What Entrepreneurs Can Be taught From Bootstrapping A Area of interest Podcast

The exponential growth of Podcasts is all around us – with some forecasting the number of podcast listeners will surpass 160 million in 2023 following increases of around 20 million each year.

That’s the kind of growth your company would dream of right?

There is plenty for marketing leaders to learn from how some global podcasts have bootstrapped themselves from zero listeners to those million. To learn more I recently met with Marshall Poe, Founder and Editor of the New Books Network – a podcast platform that is taking the media world by surprise. New Books Network (NBN) was founded in 2007 with a single mission to provide public education and has now evolved to a network of more than 800 hosts and 140 podcasts spread over more than 100 different subject categories, disciplines and genres.

Marshall Poe, Founder and Editor of the New Books Network

New Books Network (C) 2022

Marshall was a Russian History Professor for over 20 years so was well used to getting the input of researchers – something that eventually led to him founding the Podcast.

Poe “I founded the NBN because of the disconnect between what experts know and what the public gets. In the traditional media, the public only gets soundbites – if that. On the NBN, I wanted the public to get experts talking about what they know at length. And then, if they want to “go deep,” they can buy the book.”

Poe’s mission for NBN to connects the public with the people who produce what we know. With over 4 million downloads per month its surprising that more people aren’t talking about what his company is doing. It is even more surprising to learn they have never done any advertising and their growth has been achieved almost entirely through via word of mouth: “I’ve learned that there is a great hunger for what the trad media considers obscure. People want to get into the weeds on topics that they know essentially nothing about – they are much more curious than many give them credit for.”

Each week NBN releases 75 new episodes to its a global audience and often achieves over 140,000 downloads per day. Each of its hosts are professors/researchers who review books on a wide variety of specialist subjects, helping fuel its organic growth feels Poe.

“Slow and steady wins the (podcasting) race. My mantra is the only way to build a devoted podcast listenership is to produce good content, regularly, over a long period of time. I originally learned this from Craig Newmark (founder of Craigslist) at SXSW in about 2006. He said “If you do something well on the internet for 5 solid years, you will, at the end of that period, be the only person doing it.” Perhaps a bit of an exaggeration, but I never forgot it. People think the Internet is “magic.” You put something up and people will instantly come in droves. They won’t. You have to build an audience one listener/reader at a time.”

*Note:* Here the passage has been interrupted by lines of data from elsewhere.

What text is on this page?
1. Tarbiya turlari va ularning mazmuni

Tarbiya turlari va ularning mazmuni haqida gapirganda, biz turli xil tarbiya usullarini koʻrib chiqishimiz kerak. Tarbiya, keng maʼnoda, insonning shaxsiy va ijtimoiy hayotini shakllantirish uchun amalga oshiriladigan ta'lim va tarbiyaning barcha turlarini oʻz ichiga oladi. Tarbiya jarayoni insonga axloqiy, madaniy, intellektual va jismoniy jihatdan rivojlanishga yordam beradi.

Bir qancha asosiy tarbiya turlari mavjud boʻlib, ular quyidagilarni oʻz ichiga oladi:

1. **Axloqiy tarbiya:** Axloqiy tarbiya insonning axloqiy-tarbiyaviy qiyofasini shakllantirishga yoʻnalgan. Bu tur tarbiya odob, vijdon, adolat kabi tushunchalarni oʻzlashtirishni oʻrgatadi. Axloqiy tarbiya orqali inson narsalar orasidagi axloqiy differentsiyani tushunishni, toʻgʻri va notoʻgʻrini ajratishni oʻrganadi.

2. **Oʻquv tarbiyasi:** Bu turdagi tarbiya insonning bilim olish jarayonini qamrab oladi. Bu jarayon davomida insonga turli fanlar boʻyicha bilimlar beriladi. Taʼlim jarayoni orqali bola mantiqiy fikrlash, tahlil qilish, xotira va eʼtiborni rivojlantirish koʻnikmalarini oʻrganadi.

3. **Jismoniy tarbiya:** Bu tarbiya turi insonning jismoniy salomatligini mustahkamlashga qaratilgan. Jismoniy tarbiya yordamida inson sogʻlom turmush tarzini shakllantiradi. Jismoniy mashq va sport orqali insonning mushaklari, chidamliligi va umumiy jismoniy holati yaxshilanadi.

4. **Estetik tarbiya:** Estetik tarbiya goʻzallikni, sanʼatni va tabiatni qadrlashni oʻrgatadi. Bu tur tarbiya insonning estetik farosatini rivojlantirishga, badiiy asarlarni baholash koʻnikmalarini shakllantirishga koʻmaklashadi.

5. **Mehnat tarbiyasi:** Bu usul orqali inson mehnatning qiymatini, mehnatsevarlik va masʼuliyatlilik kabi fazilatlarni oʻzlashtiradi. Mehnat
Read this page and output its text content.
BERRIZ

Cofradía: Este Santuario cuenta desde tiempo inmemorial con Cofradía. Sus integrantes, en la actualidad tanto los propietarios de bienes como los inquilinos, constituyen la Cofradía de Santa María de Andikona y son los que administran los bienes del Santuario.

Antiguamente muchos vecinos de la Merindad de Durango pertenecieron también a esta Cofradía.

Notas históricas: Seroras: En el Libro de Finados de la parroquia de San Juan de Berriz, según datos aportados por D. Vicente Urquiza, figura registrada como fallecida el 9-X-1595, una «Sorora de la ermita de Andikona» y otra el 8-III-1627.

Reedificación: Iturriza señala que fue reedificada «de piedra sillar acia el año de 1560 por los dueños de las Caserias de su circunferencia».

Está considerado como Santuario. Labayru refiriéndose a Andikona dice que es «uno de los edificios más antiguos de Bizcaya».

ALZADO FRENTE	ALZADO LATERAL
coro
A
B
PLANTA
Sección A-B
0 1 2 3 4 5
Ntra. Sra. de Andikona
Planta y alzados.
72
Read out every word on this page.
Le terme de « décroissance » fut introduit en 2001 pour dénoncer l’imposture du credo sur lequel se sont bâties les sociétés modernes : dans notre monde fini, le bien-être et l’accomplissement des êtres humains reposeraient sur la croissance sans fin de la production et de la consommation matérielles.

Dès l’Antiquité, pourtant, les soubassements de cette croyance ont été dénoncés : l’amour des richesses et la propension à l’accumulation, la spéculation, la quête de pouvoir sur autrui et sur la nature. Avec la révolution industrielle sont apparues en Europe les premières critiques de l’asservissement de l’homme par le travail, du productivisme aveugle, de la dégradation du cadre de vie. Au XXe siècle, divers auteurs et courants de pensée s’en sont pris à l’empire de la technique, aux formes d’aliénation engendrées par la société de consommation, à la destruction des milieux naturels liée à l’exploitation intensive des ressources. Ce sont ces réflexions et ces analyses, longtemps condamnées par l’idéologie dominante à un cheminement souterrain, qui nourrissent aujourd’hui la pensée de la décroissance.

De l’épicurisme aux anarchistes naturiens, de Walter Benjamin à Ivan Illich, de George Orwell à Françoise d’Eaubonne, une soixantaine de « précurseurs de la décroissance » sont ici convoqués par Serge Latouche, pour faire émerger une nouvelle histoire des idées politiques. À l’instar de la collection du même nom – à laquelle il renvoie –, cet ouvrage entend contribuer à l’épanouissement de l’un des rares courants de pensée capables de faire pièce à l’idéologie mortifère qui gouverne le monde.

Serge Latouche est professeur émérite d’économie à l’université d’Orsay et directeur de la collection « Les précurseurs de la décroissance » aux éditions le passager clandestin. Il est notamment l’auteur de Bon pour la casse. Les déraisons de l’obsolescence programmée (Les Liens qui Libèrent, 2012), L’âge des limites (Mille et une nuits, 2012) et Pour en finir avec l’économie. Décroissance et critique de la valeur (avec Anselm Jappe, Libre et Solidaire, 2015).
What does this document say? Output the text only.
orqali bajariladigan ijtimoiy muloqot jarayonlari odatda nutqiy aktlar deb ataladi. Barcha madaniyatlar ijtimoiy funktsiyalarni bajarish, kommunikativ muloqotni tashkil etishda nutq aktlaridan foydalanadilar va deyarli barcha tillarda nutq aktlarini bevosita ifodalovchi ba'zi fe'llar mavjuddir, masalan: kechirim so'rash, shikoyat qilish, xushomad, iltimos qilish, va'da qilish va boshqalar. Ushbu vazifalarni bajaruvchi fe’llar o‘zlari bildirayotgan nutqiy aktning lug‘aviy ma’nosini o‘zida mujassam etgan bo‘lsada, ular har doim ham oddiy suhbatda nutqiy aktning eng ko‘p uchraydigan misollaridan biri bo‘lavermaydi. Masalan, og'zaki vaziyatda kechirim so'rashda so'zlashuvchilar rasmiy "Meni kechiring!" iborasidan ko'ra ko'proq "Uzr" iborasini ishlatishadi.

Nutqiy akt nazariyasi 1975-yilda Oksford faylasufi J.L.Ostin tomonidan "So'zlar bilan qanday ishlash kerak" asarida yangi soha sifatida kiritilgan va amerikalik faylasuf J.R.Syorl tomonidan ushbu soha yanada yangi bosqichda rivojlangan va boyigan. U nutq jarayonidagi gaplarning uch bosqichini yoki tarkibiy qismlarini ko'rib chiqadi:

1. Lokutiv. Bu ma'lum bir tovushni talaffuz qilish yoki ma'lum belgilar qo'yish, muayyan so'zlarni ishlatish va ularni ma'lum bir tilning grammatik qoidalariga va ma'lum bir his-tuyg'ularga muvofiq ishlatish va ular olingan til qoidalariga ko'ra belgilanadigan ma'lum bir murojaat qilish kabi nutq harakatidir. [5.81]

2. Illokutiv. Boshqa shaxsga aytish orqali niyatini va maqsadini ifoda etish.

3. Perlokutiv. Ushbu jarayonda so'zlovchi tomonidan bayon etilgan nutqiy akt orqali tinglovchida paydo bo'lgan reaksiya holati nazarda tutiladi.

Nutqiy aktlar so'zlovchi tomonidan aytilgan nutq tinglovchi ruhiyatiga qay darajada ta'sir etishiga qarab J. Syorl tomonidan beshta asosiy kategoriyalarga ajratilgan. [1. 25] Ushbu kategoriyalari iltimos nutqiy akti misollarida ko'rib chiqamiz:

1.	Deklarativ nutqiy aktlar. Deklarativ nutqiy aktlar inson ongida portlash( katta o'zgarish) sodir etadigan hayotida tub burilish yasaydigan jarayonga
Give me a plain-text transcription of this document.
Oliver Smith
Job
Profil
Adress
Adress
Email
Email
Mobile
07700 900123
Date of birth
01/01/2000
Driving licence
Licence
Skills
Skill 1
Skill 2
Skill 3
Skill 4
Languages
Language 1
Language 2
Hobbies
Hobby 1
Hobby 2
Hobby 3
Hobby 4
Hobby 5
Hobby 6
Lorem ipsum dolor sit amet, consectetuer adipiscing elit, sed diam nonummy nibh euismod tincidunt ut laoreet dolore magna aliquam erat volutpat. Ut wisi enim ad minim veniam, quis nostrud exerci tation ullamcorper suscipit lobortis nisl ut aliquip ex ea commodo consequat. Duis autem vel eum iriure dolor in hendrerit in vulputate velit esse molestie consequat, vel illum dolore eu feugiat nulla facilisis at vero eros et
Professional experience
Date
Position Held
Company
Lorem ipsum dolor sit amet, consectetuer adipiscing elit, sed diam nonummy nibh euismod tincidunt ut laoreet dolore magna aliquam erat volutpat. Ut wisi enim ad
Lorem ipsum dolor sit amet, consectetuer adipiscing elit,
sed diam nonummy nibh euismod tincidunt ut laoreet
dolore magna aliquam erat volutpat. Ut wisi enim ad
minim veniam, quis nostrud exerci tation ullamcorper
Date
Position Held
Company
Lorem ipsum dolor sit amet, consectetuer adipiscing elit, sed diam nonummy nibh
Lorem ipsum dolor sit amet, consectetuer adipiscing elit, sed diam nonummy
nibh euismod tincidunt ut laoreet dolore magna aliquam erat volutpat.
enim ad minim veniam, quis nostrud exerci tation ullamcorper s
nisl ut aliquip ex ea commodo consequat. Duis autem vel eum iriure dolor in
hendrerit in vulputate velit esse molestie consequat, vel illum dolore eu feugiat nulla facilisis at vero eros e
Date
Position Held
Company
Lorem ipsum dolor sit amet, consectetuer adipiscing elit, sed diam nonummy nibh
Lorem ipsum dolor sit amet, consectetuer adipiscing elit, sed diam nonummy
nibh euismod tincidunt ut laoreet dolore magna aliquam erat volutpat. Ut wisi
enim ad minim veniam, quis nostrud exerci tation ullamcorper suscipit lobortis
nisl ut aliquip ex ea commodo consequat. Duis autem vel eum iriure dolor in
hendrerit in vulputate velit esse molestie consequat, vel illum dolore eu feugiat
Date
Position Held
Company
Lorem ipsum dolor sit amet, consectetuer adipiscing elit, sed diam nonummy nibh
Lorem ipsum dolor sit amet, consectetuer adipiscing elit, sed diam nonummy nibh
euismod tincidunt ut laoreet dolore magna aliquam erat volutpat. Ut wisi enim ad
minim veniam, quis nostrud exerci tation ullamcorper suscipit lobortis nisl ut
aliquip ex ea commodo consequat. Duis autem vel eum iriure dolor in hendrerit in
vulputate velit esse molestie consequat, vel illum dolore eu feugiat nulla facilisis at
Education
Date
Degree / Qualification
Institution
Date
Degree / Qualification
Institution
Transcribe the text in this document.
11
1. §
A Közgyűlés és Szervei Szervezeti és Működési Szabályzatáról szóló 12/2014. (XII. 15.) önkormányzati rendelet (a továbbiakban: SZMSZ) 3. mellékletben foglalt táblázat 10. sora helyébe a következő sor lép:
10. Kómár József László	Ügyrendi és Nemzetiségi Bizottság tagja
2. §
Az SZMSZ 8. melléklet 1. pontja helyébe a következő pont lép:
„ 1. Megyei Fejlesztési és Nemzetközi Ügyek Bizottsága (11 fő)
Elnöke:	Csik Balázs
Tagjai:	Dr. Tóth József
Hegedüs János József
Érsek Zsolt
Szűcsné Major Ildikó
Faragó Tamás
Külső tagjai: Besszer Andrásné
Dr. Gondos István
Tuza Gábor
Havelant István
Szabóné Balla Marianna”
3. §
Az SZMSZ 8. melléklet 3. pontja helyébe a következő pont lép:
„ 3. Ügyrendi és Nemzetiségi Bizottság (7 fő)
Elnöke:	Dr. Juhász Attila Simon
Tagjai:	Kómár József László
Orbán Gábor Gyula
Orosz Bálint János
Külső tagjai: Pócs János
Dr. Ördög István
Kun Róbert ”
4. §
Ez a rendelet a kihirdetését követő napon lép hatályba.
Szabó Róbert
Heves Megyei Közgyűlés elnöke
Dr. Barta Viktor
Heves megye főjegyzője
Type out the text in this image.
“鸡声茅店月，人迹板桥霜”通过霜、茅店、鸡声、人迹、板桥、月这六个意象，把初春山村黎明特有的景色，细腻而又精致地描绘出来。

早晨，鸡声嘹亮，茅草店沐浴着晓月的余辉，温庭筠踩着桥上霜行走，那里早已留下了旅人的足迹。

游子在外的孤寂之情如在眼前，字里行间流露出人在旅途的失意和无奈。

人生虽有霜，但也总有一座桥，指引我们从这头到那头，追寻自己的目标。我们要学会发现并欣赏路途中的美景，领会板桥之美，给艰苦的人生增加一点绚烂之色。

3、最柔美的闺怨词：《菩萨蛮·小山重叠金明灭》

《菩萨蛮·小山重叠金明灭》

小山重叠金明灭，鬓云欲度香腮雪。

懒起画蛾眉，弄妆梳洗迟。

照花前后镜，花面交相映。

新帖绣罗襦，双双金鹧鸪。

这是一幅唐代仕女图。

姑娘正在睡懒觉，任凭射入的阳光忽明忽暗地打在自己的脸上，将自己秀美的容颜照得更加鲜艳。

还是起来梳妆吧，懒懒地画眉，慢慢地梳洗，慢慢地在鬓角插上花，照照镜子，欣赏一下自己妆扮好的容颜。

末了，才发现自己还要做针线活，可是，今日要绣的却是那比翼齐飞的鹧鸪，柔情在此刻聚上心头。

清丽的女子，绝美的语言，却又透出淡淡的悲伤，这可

Rather than trying to broadcast to the masses, part of this “narrowcasting” that NBN have deployed is recognising the world is made up of a zillion tiny “communities of interest.” Prior to the Internet (and podcasting), there was no equivalent way to economically provide relevant content for these small groups. Creating content to harness this opportunity is how Poe continues to grow: “Our approach has proven to It was not too expensive – and you could find them. You can do both, and the NBN is evidence of that. The topics we cover are not “obscure” to the target audience; they are of great relevance. The challenge is to create content that they will find immediately relevant and provide it to their over 100 of these communities of interest – “The key for NBA is creating good content, regularly, over a long period of time. If you want to build a trusted brand it will take a lot of time and effort. The New York Times did not become THE NEW YORK TIMES overnight. That’s the story of the NBN: slow, incremental growth over a period of 15 years. It’s not a podcast network, it’s an institution.”

In considering what advice he would pass onto other entrepreneurs / company leaders to deploy in growing their own businesses, Poe believe sticking to one core idea you believe in is key: “I’d say this: pick a topic that are interested in. It doesn’t matter if you don’t know anyone else who’s interested in it, or if you think it’s too obscure to gain an audience. The interested people are out there. But you have to stick with it and understand that building an audience takes years. But it does accumulate – and then they tell other people about what you are doing.”

In many ways building a podcast audience is very similar to a retail process. It is clear from how Poe has scaled his business that very similar rules apply – you need to add new listeners (just like your customers) one at a time.

Another key lesson from NBN is to focus on developing something you are interested and passionate about – and believe there are others out there who share your interest. And, as Poe says “Eventually, you will reach all of them.”